2. Le dépassement des principes Ruggie par la prise en compte des principes de la Charte africaine des droits de l’homme et des peuples et des réalités locales

La conception africaine du devoir de vigilance des entreprises ne se limite pas uniquement à celle des principes directeurs, elle intègre la prise en compte des principes de la Charte et tient compte des réalités locales. De ce point de vue, dans la perspective africaine, le champ d’application du devoir de vigilance, les droits des victimes sont singuliers en Afrique.

Premièrement, le GTIE estime que le champ d’application du devoir de vigilance devrait être plus large. Les petites et les moyennes entreprises ne devraient pas être exclues des obligations des entreprises en matière des droits de l’homme. Le GTIE justifie l’inclusion de cette catégorie d’entreprises par l’idée que les victimes subissent les abus des entreprises en matière des droits de l’homme de la même manière quel que soit la taille de l’entreprise en cause qu’elle soit grande, moyenne ou petite. De l’avis du GTIE s’il est admis que certaines sociétés mères agissent à travers leur succursale, filiale, sous-traitants lesquels peuvent être de moyennes ou petites tailles, il est logique que toutes ces entités soient comptables de leurs violations des droits de l’homme avec cette particularité que les grandes entreprises avec leurs impacts plus importants, peuvent être soumises à des exigences plus strictes.

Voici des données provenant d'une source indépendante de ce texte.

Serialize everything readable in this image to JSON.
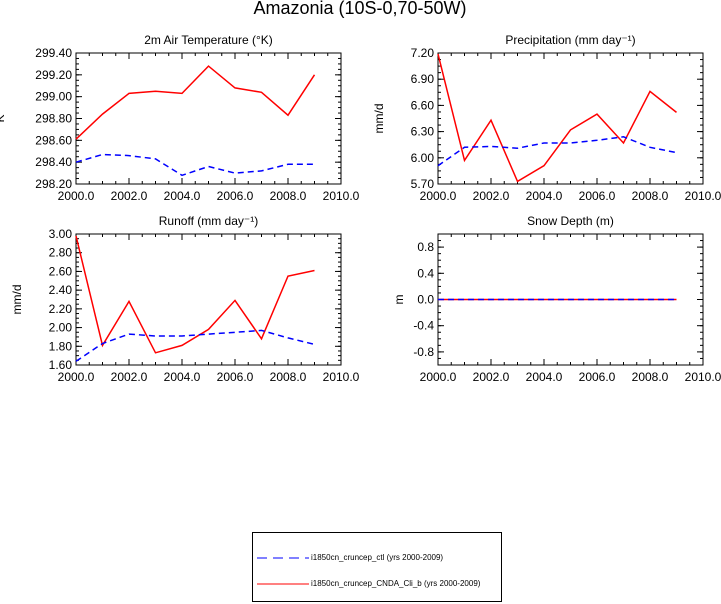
{
  "page_title": "Amazonia (10S-0,70-50W)",
  "colors": {
    "ctl": "#0000ff",
    "exp": "#ff0000"
  },
  "legend": {
    "entries": [
      {
        "label": "i1850cn_cruncep_ctl (yrs 2000-2009)",
        "color": "#0000ff",
        "style": "dashed"
      },
      {
        "label": "i1850cn_cruncep_CNDA_Cli_b (yrs 2000-2009)",
        "color": "#ff0000",
        "style": "solid"
      }
    ]
  },
  "chart_data": [
    {
      "type": "line",
      "title": "2m Air Temperature (°K)",
      "ylabel": "K",
      "xlim": [
        2000,
        2010
      ],
      "ylim": [
        298.2,
        299.4
      ],
      "xticks": [
        2000,
        2002,
        2004,
        2006,
        2008,
        2010
      ],
      "xtick_labels": [
        "2000.0",
        "2002.0",
        "2004.0",
        "2006.0",
        "2008.0",
        "2010.0"
      ],
      "yticks": [
        298.2,
        298.4,
        298.6,
        298.8,
        299.0,
        299.2,
        299.4
      ],
      "ytick_labels": [
        "298.20",
        "298.40",
        "298.60",
        "298.80",
        "299.00",
        "299.20",
        "299.40"
      ],
      "x": [
        2000,
        2001,
        2002,
        2003,
        2004,
        2005,
        2006,
        2007,
        2008,
        2009
      ],
      "series": [
        {
          "name": "i1850cn_cruncep_ctl (yrs 2000-2009)",
          "style": "dashed",
          "color": "#0000ff",
          "values": [
            298.4,
            298.47,
            298.46,
            298.43,
            298.28,
            298.36,
            298.3,
            298.32,
            298.38,
            298.38
          ]
        },
        {
          "name": "i1850cn_cruncep_CNDA_Cli_b (yrs 2000-2009)",
          "style": "solid",
          "color": "#ff0000",
          "values": [
            298.61,
            298.84,
            299.03,
            299.05,
            299.03,
            299.28,
            299.08,
            299.04,
            298.83,
            299.2
          ]
        }
      ]
    },
    {
      "type": "line",
      "title": "Precipitation (mm day⁻¹)",
      "ylabel": "mm/d",
      "xlim": [
        2000,
        2010
      ],
      "ylim": [
        5.7,
        7.2
      ],
      "xticks": [
        2000,
        2002,
        2004,
        2006,
        2008,
        2010
      ],
      "xtick_labels": [
        "2000.0",
        "2002.0",
        "2004.0",
        "2006.0",
        "2008.0",
        "2010.0"
      ],
      "yticks": [
        5.7,
        6.0,
        6.3,
        6.6,
        6.9,
        7.2
      ],
      "ytick_labels": [
        "5.70",
        "6.00",
        "6.30",
        "6.60",
        "6.90",
        "7.20"
      ],
      "x": [
        2000,
        2001,
        2002,
        2003,
        2004,
        2005,
        2006,
        2007,
        2008,
        2009
      ],
      "series": [
        {
          "name": "i1850cn_cruncep_ctl (yrs 2000-2009)",
          "style": "dashed",
          "color": "#0000ff",
          "values": [
            5.91,
            6.12,
            6.13,
            6.11,
            6.17,
            6.17,
            6.2,
            6.24,
            6.12,
            6.06
          ]
        },
        {
          "name": "i1850cn_cruncep_CNDA_Cli_b (yrs 2000-2009)",
          "style": "solid",
          "color": "#ff0000",
          "values": [
            7.19,
            5.97,
            6.43,
            5.73,
            5.91,
            6.32,
            6.5,
            6.17,
            6.76,
            6.52
          ]
        }
      ]
    },
    {
      "type": "line",
      "title": "Runoff (mm day⁻¹)",
      "ylabel": "mm/d",
      "xlim": [
        2000,
        2010
      ],
      "ylim": [
        1.6,
        3.0
      ],
      "xticks": [
        2000,
        2002,
        2004,
        2006,
        2008,
        2010
      ],
      "xtick_labels": [
        "2000.0",
        "2002.0",
        "2004.0",
        "2006.0",
        "2008.0",
        "2010.0"
      ],
      "yticks": [
        1.6,
        1.8,
        2.0,
        2.2,
        2.4,
        2.6,
        2.8,
        3.0
      ],
      "ytick_labels": [
        "1.60",
        "1.80",
        "2.00",
        "2.20",
        "2.40",
        "2.60",
        "2.80",
        "3.00"
      ],
      "x": [
        2000,
        2001,
        2002,
        2003,
        2004,
        2005,
        2006,
        2007,
        2008,
        2009
      ],
      "series": [
        {
          "name": "i1850cn_cruncep_ctl (yrs 2000-2009)",
          "style": "dashed",
          "color": "#0000ff",
          "values": [
            1.64,
            1.83,
            1.93,
            1.91,
            1.91,
            1.93,
            1.95,
            1.97,
            1.89,
            1.82
          ]
        },
        {
          "name": "i1850cn_cruncep_CNDA_Cli_b (yrs 2000-2009)",
          "style": "solid",
          "color": "#ff0000",
          "values": [
            2.98,
            1.81,
            2.28,
            1.73,
            1.81,
            1.98,
            2.29,
            1.88,
            2.55,
            2.61
          ]
        }
      ]
    },
    {
      "type": "line",
      "title": "Snow Depth (m)",
      "ylabel": "m",
      "xlim": [
        2000,
        2010
      ],
      "ylim": [
        -1.0,
        1.0
      ],
      "xticks": [
        2000,
        2002,
        2004,
        2006,
        2008,
        2010
      ],
      "xtick_labels": [
        "2000.0",
        "2002.0",
        "2004.0",
        "2006.0",
        "2008.0",
        "2010.0"
      ],
      "yticks": [
        -0.8,
        -0.4,
        0.0,
        0.4,
        0.8
      ],
      "ytick_labels": [
        "-0.8",
        "-0.4",
        "0.0",
        "0.4",
        "0.8"
      ],
      "x": [
        2000,
        2001,
        2002,
        2003,
        2004,
        2005,
        2006,
        2007,
        2008,
        2009
      ],
      "series": [
        {
          "name": "i1850cn_cruncep_ctl (yrs 2000-2009)",
          "style": "dashed",
          "color": "#0000ff",
          "values": [
            0,
            0,
            0,
            0,
            0,
            0,
            0,
            0,
            0,
            0
          ]
        },
        {
          "name": "i1850cn_cruncep_CNDA_Cli_b (yrs 2000-2009)",
          "style": "solid",
          "color": "#ff0000",
          "values": [
            0,
            0,
            0,
            0,
            0,
            0,
            0,
            0,
            0,
            0
          ]
        }
      ]
    }
  ]
}
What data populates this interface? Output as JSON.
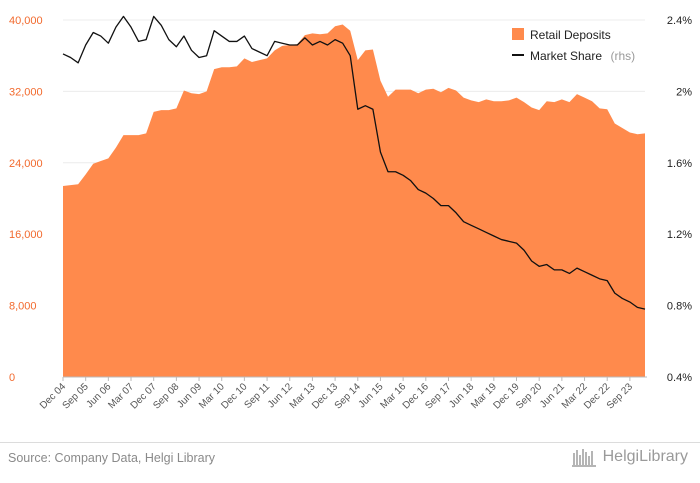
{
  "chart_data": {
    "type": "area",
    "title": "",
    "xlabel": "",
    "ylabel": "",
    "legend_position": "top-right",
    "x_tick_labels": [
      "Dec 04",
      "Sep 05",
      "Jun 06",
      "Mar 07",
      "Dec 07",
      "Sep 08",
      "Jun 09",
      "Mar 10",
      "Dec 10",
      "Sep 11",
      "Jun 12",
      "Mar 13",
      "Dec 13",
      "Sep 14",
      "Jun 15",
      "Mar 16",
      "Dec 16",
      "Sep 17",
      "Jun 18",
      "Mar 19",
      "Dec 19",
      "Sep 20",
      "Jun 21",
      "Mar 22",
      "Dec 22",
      "Sep 23"
    ],
    "y_left": {
      "min": 0,
      "max": 40000,
      "ticks": [
        0,
        8000,
        16000,
        24000,
        32000,
        40000
      ],
      "tick_labels": [
        "0",
        "8,000",
        "16,000",
        "24,000",
        "32,000",
        "40,000"
      ]
    },
    "y_right": {
      "min": 0.4,
      "max": 2.4,
      "ticks": [
        0.4,
        0.8,
        1.2,
        1.6,
        2.0,
        2.4
      ],
      "tick_labels": [
        "0.4%",
        "0.8%",
        "1.2%",
        "1.6%",
        "2%",
        "2.4%"
      ]
    },
    "series": [
      {
        "name": "Retail Deposits",
        "axis": "left",
        "kind": "area",
        "color": "#ff8a4c",
        "values": [
          21400,
          21500,
          21600,
          22700,
          23900,
          24200,
          24500,
          25700,
          27100,
          27100,
          27100,
          27300,
          29700,
          29900,
          29900,
          30100,
          32100,
          31800,
          31700,
          32000,
          34500,
          34700,
          34700,
          34800,
          35700,
          35300,
          35500,
          35700,
          36600,
          37100,
          37200,
          37300,
          38300,
          38500,
          38400,
          38500,
          39300,
          39500,
          38800,
          35500,
          36600,
          36700,
          33200,
          31400,
          32200,
          32200,
          32200,
          31800,
          32200,
          32300,
          31900,
          32400,
          32100,
          31300,
          31000,
          30800,
          31100,
          30900,
          30900,
          31000,
          31300,
          30800,
          30200,
          29900,
          30900,
          30800,
          31100,
          30800,
          31700,
          31300,
          30900,
          30100,
          30000,
          28400,
          27900,
          27400,
          27200,
          27300
        ]
      },
      {
        "name": "Market Share",
        "suffix": "(rhs)",
        "axis": "right",
        "kind": "line",
        "color": "#111111",
        "values": [
          2.21,
          2.19,
          2.16,
          2.26,
          2.33,
          2.31,
          2.27,
          2.36,
          2.42,
          2.36,
          2.28,
          2.29,
          2.42,
          2.37,
          2.29,
          2.25,
          2.31,
          2.23,
          2.19,
          2.2,
          2.34,
          2.31,
          2.28,
          2.28,
          2.31,
          2.24,
          2.22,
          2.2,
          2.28,
          2.27,
          2.26,
          2.26,
          2.3,
          2.26,
          2.28,
          2.26,
          2.29,
          2.27,
          2.2,
          1.9,
          1.92,
          1.9,
          1.66,
          1.55,
          1.55,
          1.53,
          1.5,
          1.45,
          1.43,
          1.4,
          1.36,
          1.36,
          1.32,
          1.27,
          1.25,
          1.23,
          1.21,
          1.19,
          1.17,
          1.16,
          1.15,
          1.11,
          1.05,
          1.02,
          1.03,
          1.0,
          1.0,
          0.98,
          1.01,
          0.99,
          0.97,
          0.95,
          0.94,
          0.87,
          0.84,
          0.82,
          0.79,
          0.78
        ]
      }
    ]
  },
  "footer": {
    "source": "Source: Company Data, Helgi Library",
    "brand": "HelgiLibrary"
  }
}
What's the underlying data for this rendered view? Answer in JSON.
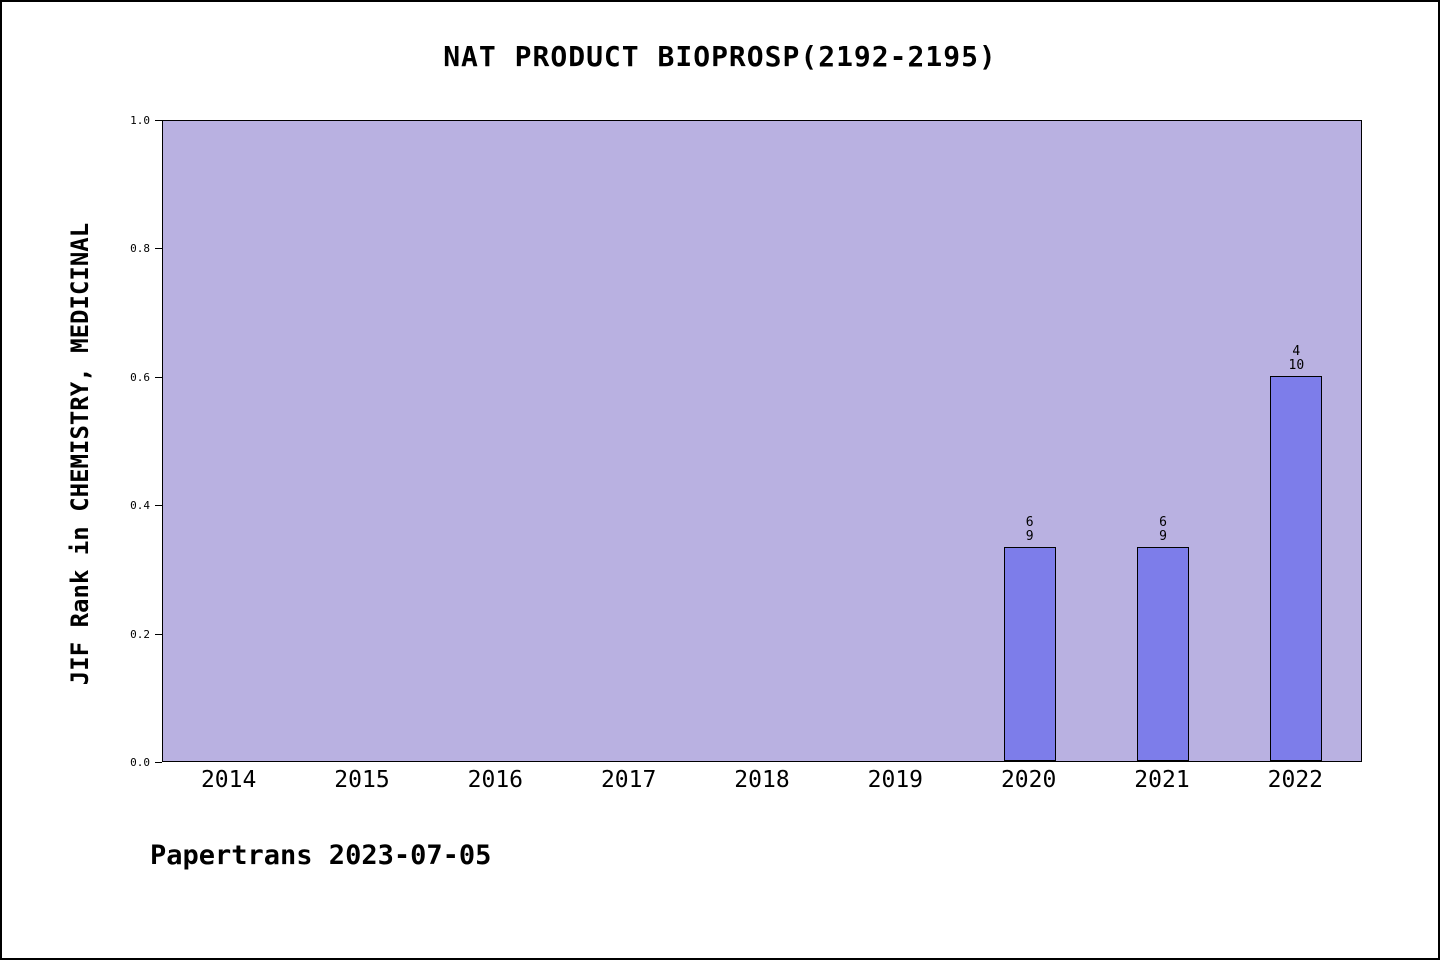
{
  "title": "NAT PRODUCT BIOPROSP(2192-2195)",
  "footer": "Papertrans 2023-07-05",
  "chart_data": {
    "type": "bar",
    "title": "NAT PRODUCT BIOPROSP(2192-2195)",
    "xlabel": "",
    "ylabel": "JIF Rank in CHEMISTRY, MEDICINAL",
    "categories": [
      "2014",
      "2015",
      "2016",
      "2017",
      "2018",
      "2019",
      "2020",
      "2021",
      "2022"
    ],
    "values": [
      null,
      null,
      null,
      null,
      null,
      null,
      0.333,
      0.333,
      0.6
    ],
    "bar_labels": [
      null,
      null,
      null,
      null,
      null,
      null,
      [
        "6",
        "9"
      ],
      [
        "6",
        "9"
      ],
      [
        "4",
        "10"
      ]
    ],
    "ylim": [
      0,
      1
    ],
    "y_ticks": [
      {
        "v": 0.0,
        "label": "0.0"
      },
      {
        "v": 0.2,
        "label": "0.2"
      },
      {
        "v": 0.4,
        "label": "0.4"
      },
      {
        "v": 0.6,
        "label": "0.6"
      },
      {
        "v": 0.8,
        "label": "0.8"
      },
      {
        "v": 1.0,
        "label": "1.0"
      }
    ],
    "grid": false,
    "legend": null,
    "colors": {
      "plot_bg": "#b9b1e1",
      "bar_fill": "#7d7dea",
      "bar_border": "#000000"
    }
  }
}
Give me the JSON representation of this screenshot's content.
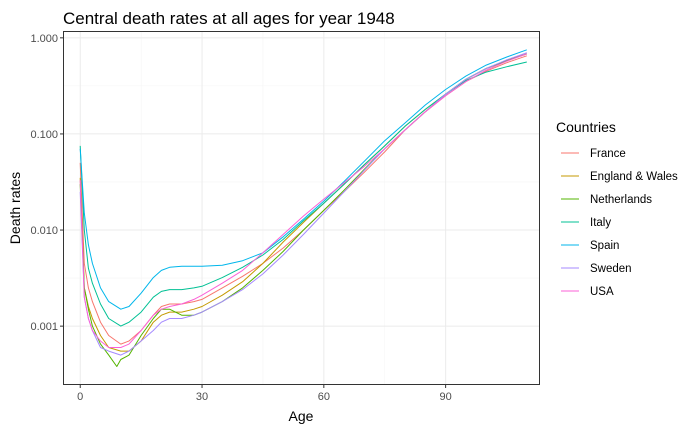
{
  "chart_data": {
    "type": "line",
    "title": "Central death rates at all ages for year 1948",
    "xlabel": "Age",
    "ylabel": "Death rates",
    "x_scale": "linear",
    "y_scale": "log10",
    "xlim": [
      -4,
      113
    ],
    "ylim": [
      0.00025,
      1.15
    ],
    "x_ticks": [
      0,
      30,
      60,
      90
    ],
    "x_tick_labels": [
      "0",
      "30",
      "60",
      "90"
    ],
    "y_ticks": [
      0.001,
      0.01,
      0.1,
      1
    ],
    "y_tick_labels": [
      "0.001",
      "0.010",
      "0.100",
      "1.000"
    ],
    "grid": true,
    "legend": {
      "title": "Countries",
      "position": "right"
    },
    "colors": [
      "#F8766D",
      "#C49A00",
      "#53B400",
      "#00C094",
      "#00B6EB",
      "#A58AFF",
      "#FB61D7"
    ],
    "series": [
      {
        "name": "France",
        "x": [
          0,
          1,
          2,
          3,
          5,
          7,
          10,
          12,
          15,
          18,
          20,
          22,
          25,
          28,
          30,
          35,
          40,
          45,
          50,
          55,
          60,
          65,
          70,
          75,
          80,
          85,
          90,
          95,
          100,
          105,
          110
        ],
        "y": [
          0.05,
          0.0045,
          0.0025,
          0.0018,
          0.0011,
          0.0008,
          0.00065,
          0.0007,
          0.0009,
          0.0013,
          0.0016,
          0.0017,
          0.0017,
          0.0018,
          0.0019,
          0.0025,
          0.0033,
          0.0045,
          0.0065,
          0.01,
          0.016,
          0.025,
          0.04,
          0.065,
          0.11,
          0.17,
          0.25,
          0.35,
          0.45,
          0.55,
          0.65
        ]
      },
      {
        "name": "England & Wales",
        "x": [
          0,
          1,
          2,
          3,
          5,
          7,
          10,
          12,
          15,
          18,
          20,
          22,
          25,
          28,
          30,
          35,
          40,
          45,
          50,
          55,
          60,
          65,
          70,
          75,
          80,
          85,
          90,
          95,
          100,
          105,
          110
        ],
        "y": [
          0.035,
          0.0025,
          0.0016,
          0.0012,
          0.0008,
          0.0006,
          0.00055,
          0.00055,
          0.0007,
          0.0011,
          0.0013,
          0.0014,
          0.0014,
          0.0015,
          0.0016,
          0.0021,
          0.0029,
          0.0045,
          0.0075,
          0.012,
          0.019,
          0.03,
          0.048,
          0.075,
          0.12,
          0.18,
          0.26,
          0.37,
          0.48,
          0.58,
          0.68
        ]
      },
      {
        "name": "Netherlands",
        "x": [
          0,
          1,
          2,
          3,
          5,
          7,
          9,
          10,
          12,
          15,
          18,
          20,
          22,
          25,
          28,
          30,
          35,
          40,
          45,
          50,
          55,
          60,
          65,
          70,
          75,
          80,
          85,
          90,
          95,
          100,
          105,
          110
        ],
        "y": [
          0.03,
          0.0025,
          0.0015,
          0.001,
          0.00065,
          0.0005,
          0.00038,
          0.00045,
          0.0005,
          0.0008,
          0.0012,
          0.0015,
          0.0015,
          0.0013,
          0.0013,
          0.0014,
          0.0018,
          0.0025,
          0.0038,
          0.006,
          0.01,
          0.016,
          0.026,
          0.043,
          0.07,
          0.11,
          0.17,
          0.26,
          0.37,
          0.48,
          0.58,
          0.68
        ]
      },
      {
        "name": "Italy",
        "x": [
          0,
          1,
          2,
          3,
          5,
          7,
          10,
          12,
          15,
          18,
          20,
          22,
          25,
          28,
          30,
          35,
          40,
          45,
          50,
          55,
          60,
          65,
          70,
          75,
          80,
          85,
          90,
          95,
          100,
          105,
          110
        ],
        "y": [
          0.075,
          0.01,
          0.004,
          0.0028,
          0.0017,
          0.0012,
          0.001,
          0.0011,
          0.0014,
          0.002,
          0.0023,
          0.0024,
          0.0024,
          0.0025,
          0.0026,
          0.0032,
          0.0041,
          0.0055,
          0.008,
          0.0125,
          0.019,
          0.03,
          0.048,
          0.075,
          0.12,
          0.18,
          0.26,
          0.36,
          0.44,
          0.5,
          0.56
        ]
      },
      {
        "name": "Spain",
        "x": [
          0,
          1,
          2,
          3,
          5,
          7,
          10,
          12,
          15,
          18,
          20,
          22,
          25,
          28,
          30,
          35,
          40,
          45,
          50,
          55,
          60,
          65,
          70,
          75,
          80,
          85,
          90,
          95,
          100,
          105,
          110
        ],
        "y": [
          0.07,
          0.015,
          0.007,
          0.0045,
          0.0025,
          0.0018,
          0.0015,
          0.0016,
          0.0022,
          0.0032,
          0.0038,
          0.0041,
          0.0042,
          0.0042,
          0.0042,
          0.0043,
          0.0048,
          0.0058,
          0.0085,
          0.013,
          0.02,
          0.032,
          0.052,
          0.085,
          0.13,
          0.2,
          0.29,
          0.4,
          0.52,
          0.63,
          0.75
        ]
      },
      {
        "name": "Sweden",
        "x": [
          0,
          1,
          2,
          3,
          5,
          7,
          10,
          12,
          15,
          18,
          20,
          22,
          25,
          28,
          30,
          35,
          40,
          45,
          50,
          55,
          60,
          65,
          70,
          75,
          80,
          85,
          90,
          95,
          100,
          105,
          110
        ],
        "y": [
          0.025,
          0.002,
          0.0012,
          0.0009,
          0.0006,
          0.00055,
          0.0005,
          0.00055,
          0.0007,
          0.0009,
          0.0011,
          0.0012,
          0.0012,
          0.0013,
          0.0014,
          0.0018,
          0.0024,
          0.0035,
          0.0055,
          0.009,
          0.015,
          0.025,
          0.042,
          0.07,
          0.11,
          0.17,
          0.26,
          0.37,
          0.48,
          0.59,
          0.7
        ]
      },
      {
        "name": "USA",
        "x": [
          0,
          1,
          2,
          3,
          5,
          7,
          10,
          12,
          15,
          18,
          20,
          22,
          25,
          28,
          30,
          35,
          40,
          45,
          50,
          55,
          60,
          65,
          70,
          75,
          80,
          85,
          90,
          95,
          100,
          105,
          110
        ],
        "y": [
          0.033,
          0.002,
          0.0012,
          0.0009,
          0.0007,
          0.0006,
          0.0006,
          0.00065,
          0.0009,
          0.0013,
          0.0015,
          0.0016,
          0.0017,
          0.0019,
          0.0021,
          0.0028,
          0.0038,
          0.0058,
          0.009,
          0.014,
          0.021,
          0.031,
          0.046,
          0.07,
          0.11,
          0.17,
          0.25,
          0.35,
          0.46,
          0.57,
          0.68
        ]
      }
    ]
  }
}
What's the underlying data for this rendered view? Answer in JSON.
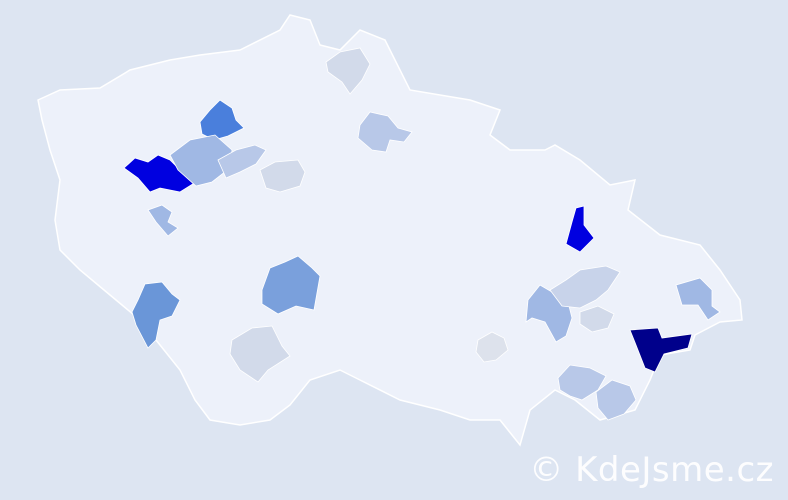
{
  "map": {
    "country_fill": "#edf1fa",
    "border_color": "#ffffff",
    "background": "#dde5f2",
    "highlighted_regions": [
      {
        "color": "#00008b"
      },
      {
        "color": "#0000e0"
      },
      {
        "color": "#0000e0"
      },
      {
        "color": "#4a7fdc"
      },
      {
        "color": "#7aa0dc"
      },
      {
        "color": "#6a96d8"
      },
      {
        "color": "#a0b8e4"
      },
      {
        "color": "#a0b8e4"
      },
      {
        "color": "#a0b8e4"
      },
      {
        "color": "#a0b8e4"
      },
      {
        "color": "#b8c8e8"
      },
      {
        "color": "#b8c8e8"
      },
      {
        "color": "#b8c8e8"
      },
      {
        "color": "#b8c8e8"
      },
      {
        "color": "#d2daea"
      },
      {
        "color": "#d2daea"
      },
      {
        "color": "#d2daea"
      },
      {
        "color": "#c8d3ea"
      },
      {
        "color": "#d2daea"
      },
      {
        "color": "#dde2ec"
      }
    ]
  },
  "watermark": {
    "text": "© KdeJsme.cz"
  }
}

Deuxièmement, les droits des victimes sont particulièrement envisagés en lien avec le devoir de vigilance dans le sens de leur accès à des recours. De ce point de vue le GTIE, dans la note consultative au Groupe des pays africains à Genève[149], tout en réaffirmant son attachement à l’institution d’un mécanisme de réparation entendue au sens du Rapport de John Ruggie comme « toute procédure judiciaire ou non judiciaire courante relevant ou non de l’État par laquelle des réclamations concernant des atteintes aux droits de l’homme commises par des entreprises peuvent être déposées et des recours formés »[150] décline ses compétences minimales. De l’avis du GTIE, le processus de nominations des membres du mécanisme doit être placé sous le sceau de la spécificité et de la transparence de manière à éviter un conflit d’intérêts entre les membres nommés. Le mécanisme doit avoir le pouvoir de recevoir des plaintes aussi bien des individus que des groupes. Le mécanisme doit être en mesure de requérir des informations aussi bien aux entreprises qu’à l’État et ses démembrements, incluant des missions d’enquête. Le mécanisme doit être capable de recueillir la comparution des entreprises. Le mécanisme doit être en mesure de déterminer la réparation adéquate pour les victimes. L’originalité des propositions du GTIE s’apprécie en lien avec les critères d’efficacité du mécanisme tels que systématisés dans les Principes Ruggie. Ils sont au nombre de huit : la légitimité fondée sur la confiance des acteurs; l’accessibilité fondée sur la communication aux acteurs ; la prévisibilité basée sur la clarté de la procédure ; l’équité basée sur un accès égal aux sources d’information; la transparence fondée sur l’information suffisante des parties ; la compatibilité de l’issue des recours avec les droits de l’homme; l’apprentissage permanent en vue d’améliorer le mécanisme et prévenir les réclamations et atteintes futures; la participation et le dialogue concernant les moyens d’examen et de solution des plaintes[151].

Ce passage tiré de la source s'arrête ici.